Meredith Jones said...

Thanks for the review Dean, I'll definitely watch the show from now on. The protagonist's LP music reviews in American Psycho are some of the funniest passages I've ever read... and I agree with Byrne, the book is actually highly moral. But geez, if they're talking moral high ground, wait 'til they get to Garner's "The First Stone"!!! It is so so so "I'm giving everyone a fair go here, especially the poor bastard who thought he was still living in the 1970s" that it made me sick.

Kerryn Goldsworthy said...

Dean, what a labour of love -- thanks for going to all this trouble, it's really useful for recalling the show. In all the Peter Cundall drama I had forgotten that remark of Jacki Weaver's about Jacobean drama, but in fact I think it was the most perceptive and intelligent thing anybody said all night.
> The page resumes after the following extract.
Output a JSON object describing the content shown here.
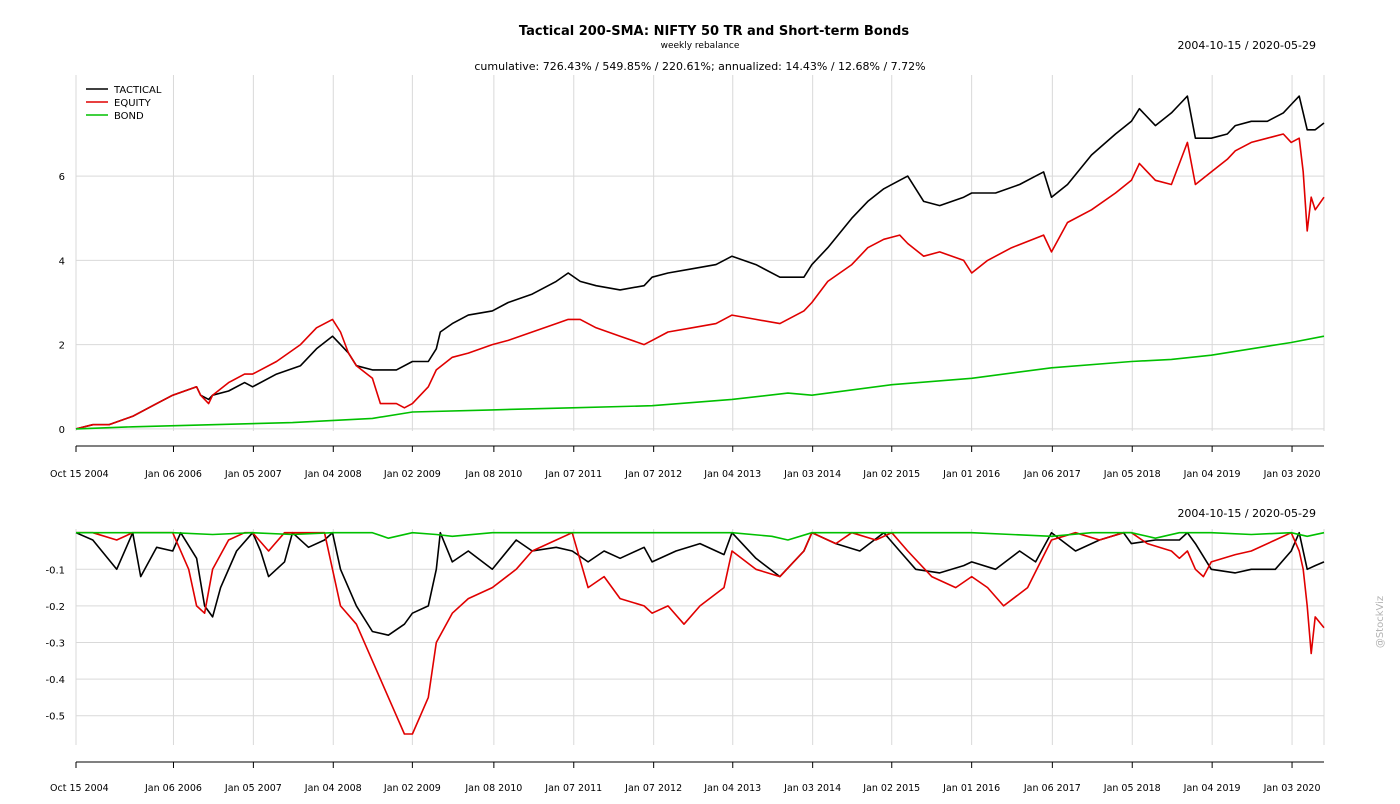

And that's not to diss the show, which I liked rather a lot, but rather in praise of Weaver, whom I've always admired and thought was underrated.

Matthew da Silva said...

It only took about an hour to transcribe and edit. Unfortunately the recording device didn't perform well when everybody spoke at once, which happened quite a lot, so this is really only a partial transcript. The human ear is much better at distinguishing separate voices than an audio recorder.